Joe Scarborough, host: Saddam Hussein has been transferred to the new Iraqi government. How significant is it historically for this country?
Deputy Secretary of State Richard Armitage: I think it’s significant in two ways: First and almost most significant of all, is that it shows that Iraq is sovereign. That it took possession of Saddam and these eleven other bad boys, I think, is a graphic demonstration of that. Second of all, I think it brings a lot of satisfaction to more than a million families in Iraq to know that they are going to see a process in which those who committed so many terrible crimes are held liable.
Scarborough: The New York Times called the transfer of sovereignty to this new Iraqi government "hollow." What’s your response?
Armitage: Well, cynicism runs ripe in certain quarters in the United States. I would have had a different view— that is there is a certain amount of optimism out there now that there is a very good sovereign government of Iraq. We are going to be developing partners who will actually fight for their country where they might not have fought for occupiers. So I take a slightly different view from the New York Times.
Scarborough: One of our missions right now, one of the new government missions, has to do with stopping foreign fighters from coming into Iraq and destabilizing this new government. Some of those fighters are coming over from Iran. Two new more Iranians were kicked out the United States for spying. How active is Iran in the fight against this new Iraqi government, and the fight against America’s efforts to bring democracy, freedom, pluralism to Saddam Hussein’s former nation?
Armitage: Right now as a general matter, Iran is not doing what they need to do to seal their borders. But primarily, they are interested in developing their influence, their reach into the Shia community in the south. They are not particularly involved, as far as I know, in military activities. But as I say, the porous border is harmful. On the questions of the two guards at the U.N., what’s interesting about that, is that this is the third time that we’ve had a pitch of fellows who are extensively in New York to guard the Iranian mission, but they sure do engage in a lot of other activities.

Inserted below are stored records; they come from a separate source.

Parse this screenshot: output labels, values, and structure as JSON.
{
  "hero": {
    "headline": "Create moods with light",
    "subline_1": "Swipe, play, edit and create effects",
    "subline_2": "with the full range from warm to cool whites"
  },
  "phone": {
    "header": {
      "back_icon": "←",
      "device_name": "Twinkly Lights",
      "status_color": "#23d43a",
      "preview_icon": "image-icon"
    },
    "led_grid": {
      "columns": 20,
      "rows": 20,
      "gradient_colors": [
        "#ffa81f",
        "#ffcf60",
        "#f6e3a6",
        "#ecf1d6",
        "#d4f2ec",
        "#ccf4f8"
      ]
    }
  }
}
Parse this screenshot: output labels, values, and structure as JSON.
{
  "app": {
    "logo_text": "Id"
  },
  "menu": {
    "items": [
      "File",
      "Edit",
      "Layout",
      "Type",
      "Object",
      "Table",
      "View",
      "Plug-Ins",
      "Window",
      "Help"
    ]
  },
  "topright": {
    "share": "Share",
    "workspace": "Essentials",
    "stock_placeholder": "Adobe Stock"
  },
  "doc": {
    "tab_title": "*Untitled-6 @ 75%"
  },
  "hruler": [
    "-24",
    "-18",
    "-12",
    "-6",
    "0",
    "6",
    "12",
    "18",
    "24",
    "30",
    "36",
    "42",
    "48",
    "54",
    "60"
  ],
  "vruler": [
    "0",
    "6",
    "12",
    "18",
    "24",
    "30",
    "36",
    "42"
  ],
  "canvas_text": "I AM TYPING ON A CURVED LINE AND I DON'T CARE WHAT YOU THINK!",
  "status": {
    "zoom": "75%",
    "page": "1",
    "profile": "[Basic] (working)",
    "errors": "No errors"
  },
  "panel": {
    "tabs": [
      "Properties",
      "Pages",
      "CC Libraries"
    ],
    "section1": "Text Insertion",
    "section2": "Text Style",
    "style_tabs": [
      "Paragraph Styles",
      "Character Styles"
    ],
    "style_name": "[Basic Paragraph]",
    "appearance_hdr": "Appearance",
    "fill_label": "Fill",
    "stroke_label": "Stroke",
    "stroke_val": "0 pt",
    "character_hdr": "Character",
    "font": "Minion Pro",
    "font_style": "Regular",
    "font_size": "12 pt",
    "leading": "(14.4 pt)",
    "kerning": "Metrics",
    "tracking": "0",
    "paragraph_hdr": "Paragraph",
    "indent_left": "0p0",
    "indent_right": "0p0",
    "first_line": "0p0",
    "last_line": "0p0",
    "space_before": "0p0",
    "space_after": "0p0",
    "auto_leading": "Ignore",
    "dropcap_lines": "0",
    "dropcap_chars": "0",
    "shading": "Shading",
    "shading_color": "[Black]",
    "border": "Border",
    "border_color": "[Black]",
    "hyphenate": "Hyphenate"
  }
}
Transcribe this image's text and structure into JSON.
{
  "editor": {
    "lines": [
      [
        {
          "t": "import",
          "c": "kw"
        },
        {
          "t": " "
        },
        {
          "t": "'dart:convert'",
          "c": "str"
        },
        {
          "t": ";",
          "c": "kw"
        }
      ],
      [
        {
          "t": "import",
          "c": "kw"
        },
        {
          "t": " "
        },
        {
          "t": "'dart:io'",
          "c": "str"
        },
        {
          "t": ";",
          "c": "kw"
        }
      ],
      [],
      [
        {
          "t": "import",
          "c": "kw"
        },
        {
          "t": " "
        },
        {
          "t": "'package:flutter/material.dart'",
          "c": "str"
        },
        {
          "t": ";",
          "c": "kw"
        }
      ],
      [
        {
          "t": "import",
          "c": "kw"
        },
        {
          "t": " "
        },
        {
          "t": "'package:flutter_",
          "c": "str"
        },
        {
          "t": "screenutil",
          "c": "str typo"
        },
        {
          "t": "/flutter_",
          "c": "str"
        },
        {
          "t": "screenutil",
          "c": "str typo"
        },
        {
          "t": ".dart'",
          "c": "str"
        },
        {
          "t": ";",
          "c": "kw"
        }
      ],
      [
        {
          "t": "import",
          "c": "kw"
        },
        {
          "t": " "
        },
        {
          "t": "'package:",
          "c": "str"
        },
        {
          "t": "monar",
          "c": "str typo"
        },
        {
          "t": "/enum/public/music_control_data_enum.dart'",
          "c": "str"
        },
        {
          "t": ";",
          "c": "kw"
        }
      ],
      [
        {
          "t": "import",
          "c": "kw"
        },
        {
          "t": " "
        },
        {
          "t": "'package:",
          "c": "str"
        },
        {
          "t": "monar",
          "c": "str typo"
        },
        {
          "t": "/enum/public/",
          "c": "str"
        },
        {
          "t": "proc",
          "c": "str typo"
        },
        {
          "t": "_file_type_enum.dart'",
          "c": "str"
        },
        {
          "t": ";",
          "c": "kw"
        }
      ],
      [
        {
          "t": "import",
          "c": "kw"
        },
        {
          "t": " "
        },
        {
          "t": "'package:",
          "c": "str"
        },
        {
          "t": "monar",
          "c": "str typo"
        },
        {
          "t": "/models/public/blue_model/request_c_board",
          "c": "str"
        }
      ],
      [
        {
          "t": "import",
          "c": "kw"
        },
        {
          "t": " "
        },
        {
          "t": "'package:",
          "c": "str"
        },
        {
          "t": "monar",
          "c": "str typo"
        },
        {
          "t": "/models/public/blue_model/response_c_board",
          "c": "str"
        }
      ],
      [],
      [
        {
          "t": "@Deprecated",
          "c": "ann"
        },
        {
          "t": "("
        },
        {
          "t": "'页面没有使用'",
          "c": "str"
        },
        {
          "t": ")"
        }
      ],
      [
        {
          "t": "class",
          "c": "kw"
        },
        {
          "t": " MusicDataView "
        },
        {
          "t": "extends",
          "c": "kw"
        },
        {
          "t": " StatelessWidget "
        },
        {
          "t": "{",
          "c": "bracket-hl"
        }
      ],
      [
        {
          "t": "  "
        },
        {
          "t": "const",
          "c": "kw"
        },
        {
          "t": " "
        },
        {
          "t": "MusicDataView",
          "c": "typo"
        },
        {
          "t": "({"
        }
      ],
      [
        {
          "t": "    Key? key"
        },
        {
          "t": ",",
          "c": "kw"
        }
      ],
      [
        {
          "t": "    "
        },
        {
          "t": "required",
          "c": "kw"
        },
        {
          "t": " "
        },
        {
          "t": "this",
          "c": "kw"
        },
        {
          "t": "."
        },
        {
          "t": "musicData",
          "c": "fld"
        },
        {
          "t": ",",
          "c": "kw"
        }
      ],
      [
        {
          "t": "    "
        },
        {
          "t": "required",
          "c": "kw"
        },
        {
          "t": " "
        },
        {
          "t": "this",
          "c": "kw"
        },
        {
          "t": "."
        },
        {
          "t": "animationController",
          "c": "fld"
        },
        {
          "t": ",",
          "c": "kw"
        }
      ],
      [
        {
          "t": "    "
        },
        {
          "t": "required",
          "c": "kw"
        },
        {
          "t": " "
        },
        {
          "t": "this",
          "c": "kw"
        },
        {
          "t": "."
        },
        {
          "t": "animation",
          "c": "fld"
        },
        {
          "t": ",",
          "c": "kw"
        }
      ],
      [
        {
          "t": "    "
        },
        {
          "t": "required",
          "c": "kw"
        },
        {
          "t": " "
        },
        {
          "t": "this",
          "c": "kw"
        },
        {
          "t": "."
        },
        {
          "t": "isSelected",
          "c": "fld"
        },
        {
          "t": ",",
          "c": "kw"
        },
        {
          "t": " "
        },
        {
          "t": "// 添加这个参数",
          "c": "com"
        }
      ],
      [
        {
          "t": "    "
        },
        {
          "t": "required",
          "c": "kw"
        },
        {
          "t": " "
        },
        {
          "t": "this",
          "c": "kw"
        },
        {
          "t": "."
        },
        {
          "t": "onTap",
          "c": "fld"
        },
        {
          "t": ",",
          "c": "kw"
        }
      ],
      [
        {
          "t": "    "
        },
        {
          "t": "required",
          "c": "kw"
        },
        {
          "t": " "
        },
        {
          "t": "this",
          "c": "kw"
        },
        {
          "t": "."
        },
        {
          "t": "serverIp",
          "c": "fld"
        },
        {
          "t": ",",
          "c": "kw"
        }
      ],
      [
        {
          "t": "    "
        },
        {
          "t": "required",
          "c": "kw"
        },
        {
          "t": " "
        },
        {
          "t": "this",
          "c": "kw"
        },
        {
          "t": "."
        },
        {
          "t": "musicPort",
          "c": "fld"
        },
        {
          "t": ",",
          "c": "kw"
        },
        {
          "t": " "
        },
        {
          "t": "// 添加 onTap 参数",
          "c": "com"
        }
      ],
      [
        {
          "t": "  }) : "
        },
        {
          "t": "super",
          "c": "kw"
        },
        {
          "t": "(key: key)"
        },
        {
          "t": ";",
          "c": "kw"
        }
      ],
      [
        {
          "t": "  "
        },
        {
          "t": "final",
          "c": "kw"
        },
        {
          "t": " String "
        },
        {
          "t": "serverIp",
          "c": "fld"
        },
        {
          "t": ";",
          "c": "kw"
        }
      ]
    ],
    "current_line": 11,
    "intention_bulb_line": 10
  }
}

Scarborough: Mr. Secretary, what is it like for you, as a person that’s served in the United States government for some time, to try to bring this man to justice? What does it mean to you that Saddam Hussein is now under the control of what may soon be a democratically-elected Iraqi government?
Armitage: You can’t imagine the feeling of satisfaction I have, not for myself and not for this government, but for the people of Iraq. Over a million people have died at his [Saddam's] hands. There are so many families in Iraq who will finally be able to have resolution to their suffering. I think tomorrow is going to be a banner day when the twelve bad boys are parading before an Iraqi judge and hearing the charges against them.